Setting trace attributes

Confident AI’s LLM tracing advanced features provide teams with the ability to set certain attributes for each trace when invoking your AI SDK applications.

For example, thread_id and user_id are used to group related traces together, and are useful for chat apps, agents, or any multi-turn interactions. You can learn more about threads here.

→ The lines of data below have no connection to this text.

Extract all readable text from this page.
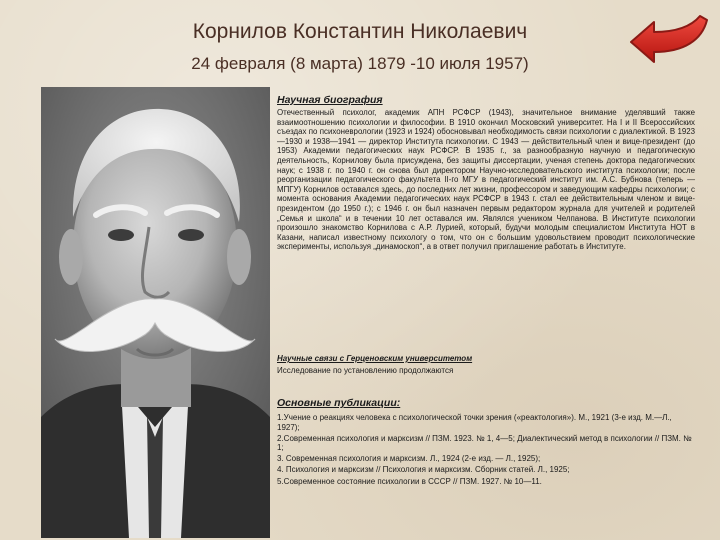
Корнилов Константин Николаевич
24 февраля (8 марта) 1879 -10 июля 1957)

Научная биография

Отечественный психолог, академик АПН РСФСР (1943), значительное внимание уделявший также взаимоотношению психологии и философии. В 1910 окончил Московский университет. На I и II Всероссийских съездах по психоневрологии (1923 и 1924) обосновывал необходимость связи психологии с диалектикой. В 1923—1930 и 1938—1941 — директор Института психологии. С 1943 — действительный член и вице-президент (до 1953) Академии педагогических наук РСФСР. В 1935 г., за разнообразную научную и педагогическую деятельность, Корнилову была присуждена, без защиты диссертации, ученая степень доктора педагогических наук; с 1938 г. по 1940 г. он снова был директором Научно-исследовательского института психологии; после реорганизации педагогического факультета II-го МГУ в педагогический институт им. А.С. Бубнова (теперь — МПГУ) Корнилов оставался здесь, до последних лет жизни, профессором и заведующим кафедры психологии; с момента основания Академии педагогических наук РСФСР в 1943 г. стал ее действительным членом и вице-президентом (до 1950 г.); с 1946 г. он был назначен первым редактором журнала для учителей и родителей „Семья и школа“ и в течении 10 лет оставался им. Являлся учеником Челпанова. В Институте психологии произошло знакомство Корнилова с А.Р. Лурией, который, будучи молодым специалистом Института НОТ в Казани, написал известному психологу о том, что он с большим удовольствием проводит психологические эксперименты, используя „динамоскоп“, а в ответ получил приглашение работать в Институте.

Научные связи с Герценовским университетом

Исследование по установлению продолжаются

Основные публикации:

1.Учение о реакциях человека с психологической точки зрения («реактология»). М., 1921 (3-е изд. М.—Л., 1927);
2.Современная психология и марксизм // ПЗМ. 1923. № 1, 4—5; Диалектический метод в психологии // ПЗМ. № 1;
3. Современная психология и марксизм. Л., 1924 (2-е изд. — Л., 1925);
4. Психология и марксизм // Психология и марксизм. Сборник статей. Л., 1925;
5.Современное состояние психологии в СССР // ПЗМ. 1927. № 10—11.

You can set these attributes using the setTracingContext function from deepeval:

Standard Setup
Existing Otel
1import { generateText } from "ai";
2import { configureAiSdkTracing } from "deepeval";
3import { setTracingContext } from "deepeval/tracing";
4
5const tracer = configureAiSdkTracing();
6
7await setTracingContext(
8 {
9 threadId: "123",
10 userId: "456"
11 },
12 async () => {
13 const { text } = await generateText({
14 model: "openai/gpt-4o",
15 prompt: "How to make the best coffee?",
16 experimental_telemetry: {
17 isEnabled: true,
18 tracer: tracer,
19 },
20 });
21 console.log(text);
22 }
23);
View Trace Attributes
name
str

The name of the trace. Learn more.

tags
List[str]

Tags are string labels that help you group related traces. Learn more.

metadata
Dict

Attach any metadata to the trace. Learn more.

threadId
str

Supply the thread or conversation ID to view and evaluate conversations. Learn more.

userId
str

Supply the user ID to enable user analytics. Learn more.

Each attribute is optional, and works the same way as the native tracing features on Confident AI.

Evals Usage

Online evals

You can run online evals on your AI SDK application by setting a metricCollection which will run evaluations on all incoming traces on Confident AI’s servers. This approach is recommended if your agent is in production.

1

Create metric collection

Create a metric collection on Confident AI with the metrics you wish to use to evaluate your AI SDK based application.

Create metric collection

Your metric collection must only contain metrics that only evaluate the input and actual output of your AI SDK application.

2

Run evals

You can run evals at both the trace and span level. We recommend creating separate metric collections for each component, since each requires its own evaluation criteria and metrics. You can pass different metric collections like metricCollection (for entire trace), llmMetricCollection, toolMetricCollection in the configureAiSdkTracing as shown below:

Standard Setup
Existing Otel
1import { generateText } from "ai";
2import { configureAiSdkTracing } from "deepeval";
3import { setTracingContext } from "deepeval/tracing";
4
5const tracer = configureAiSdkTracing();
6
7await setTracingContext(
8 {
9 metricCollection: "trace-metric-collection-name",
10 llmSpanContext: {
11 metricCollection: "llm-metric-collection-name",
12 toolMetricCollection: "tool-metric-collection-name"
13 }
14 },
15 async () => {
16 const { text } = await generateText({
17 model: "openai/gpt-4o",
18 prompt: "How to make the best coffee?",
19 experimental_telemetry: {
20 isEnabled: true,
21 tracer: tracer,
22 },
23 });
24 console.log(text);
25 }
26);

All incoming traces will now be evaluated using metrics from your metric collection.

You can view evals on Confident AI by visiting the traces pages inside the observatory on Confident AI platform.